Dalam mediasi tersebut, Kapolres Malang Kota, AKBP Asfuri mengungkapkan masyarakat memiliki andil untuk menjaga Kota Malang tetap aman dan kondusif.

"Dengan kejadian tadi malam, kita wajib intropeksi diri. Adik-adik mahasiswa Papua yang belajar di Kota Malang tentu kita dukung. Kalian belajarlah dengan baik, sehingga nanti bisa ikut membangun Papua," katanya.

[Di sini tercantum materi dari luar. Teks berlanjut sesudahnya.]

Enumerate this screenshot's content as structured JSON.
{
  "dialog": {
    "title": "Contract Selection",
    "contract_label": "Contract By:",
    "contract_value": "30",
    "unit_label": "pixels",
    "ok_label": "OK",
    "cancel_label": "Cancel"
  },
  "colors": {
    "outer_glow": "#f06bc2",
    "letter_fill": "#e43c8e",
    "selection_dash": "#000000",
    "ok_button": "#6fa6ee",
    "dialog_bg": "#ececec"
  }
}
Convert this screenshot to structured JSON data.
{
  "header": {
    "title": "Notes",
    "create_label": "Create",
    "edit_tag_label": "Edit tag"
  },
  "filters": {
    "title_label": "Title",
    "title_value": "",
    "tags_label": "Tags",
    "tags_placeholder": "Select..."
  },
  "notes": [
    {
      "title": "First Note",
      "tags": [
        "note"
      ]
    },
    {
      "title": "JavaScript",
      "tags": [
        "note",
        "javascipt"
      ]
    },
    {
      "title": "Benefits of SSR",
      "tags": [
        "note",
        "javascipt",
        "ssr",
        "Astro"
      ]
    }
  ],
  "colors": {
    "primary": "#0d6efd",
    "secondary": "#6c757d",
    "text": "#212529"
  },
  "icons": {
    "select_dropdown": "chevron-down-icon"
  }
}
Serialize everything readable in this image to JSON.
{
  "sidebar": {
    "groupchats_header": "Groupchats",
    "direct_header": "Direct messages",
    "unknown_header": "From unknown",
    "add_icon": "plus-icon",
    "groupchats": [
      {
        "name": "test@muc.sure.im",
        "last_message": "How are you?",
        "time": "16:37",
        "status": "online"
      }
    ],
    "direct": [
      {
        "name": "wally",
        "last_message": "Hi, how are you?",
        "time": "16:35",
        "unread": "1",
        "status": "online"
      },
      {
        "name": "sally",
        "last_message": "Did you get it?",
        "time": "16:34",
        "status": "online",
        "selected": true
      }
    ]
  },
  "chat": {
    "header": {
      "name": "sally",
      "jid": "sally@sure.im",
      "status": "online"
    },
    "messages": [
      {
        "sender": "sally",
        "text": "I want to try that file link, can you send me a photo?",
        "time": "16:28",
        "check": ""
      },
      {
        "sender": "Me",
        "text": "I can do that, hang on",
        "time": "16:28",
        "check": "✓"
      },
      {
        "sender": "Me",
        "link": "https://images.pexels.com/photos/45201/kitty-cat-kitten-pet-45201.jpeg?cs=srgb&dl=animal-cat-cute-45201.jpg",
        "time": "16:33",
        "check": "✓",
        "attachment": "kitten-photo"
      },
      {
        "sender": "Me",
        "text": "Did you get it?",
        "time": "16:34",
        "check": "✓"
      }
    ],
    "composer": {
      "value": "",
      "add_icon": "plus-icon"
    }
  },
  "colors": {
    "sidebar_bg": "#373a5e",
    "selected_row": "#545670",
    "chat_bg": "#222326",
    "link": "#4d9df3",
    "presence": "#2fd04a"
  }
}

Sedangkan, Dandim 0833/Kota Malang, Letkol Inf Nurul Yakin, mengatakan memang benar adanya kebebasan dalam berdemokrasi. Tapi kebebasan tersebut juga dibatasi oleh undang-undang. 

"Jadi kita berbicara aturan saja, jadi tolong aturan itu dihormati karena di lingkungan seperti RW pun juga ada aturan. Jadi tidak usah dibesar-besarkan. Pesan saya kalau kita tidak mau berkonflik, kenapa tidak berdamai saja," ungkapnya.

Baca: Mediasi Mahasiswa Papua dan Warga Dinoyo Mentok

Sementara itu, Plt Wali Kota Malang, Sutiaji, mengatakan tidak ada peristiwa yang tidak direncanakan oleh Tuhan. Sehingga dia meminta agar kejadian tersebut dijadikan pelajaran dan diambil hikmahnya.

"Jadi keberadaan peraturan daerah bahkan peraturan kelurahan, itu untuk mengatur supaya kita tidak seenaknya sendiri. Jangan sampai predikat Malang yang sudah kondusif ini menjadi tidak kondusif," pungkasnya.

Baca: Warga Dinoyo: Mahasiswa Meresahkan

Sebelumnya diberitakan, sebuah bentrokan terjadi antara Aliansi Mahasiswa Papua (AMP) Malang dengan warga Jalan MT Haryono Gang 8C RT03/RW04, Kecamatan Lowokwaru, Kota Malang, Jawa Timur, Minggu 1 Juli 2018 malam.

Warga dan mahasiswa Papua saling melempar batu. Kawasan pertokoan dan restoran di kawasan tersebut serta kendaraan yang melintas pun sempat terdampak dengan adanya bentrok ini. Kondisi jalanan pun sempat macet sejauh 2 km.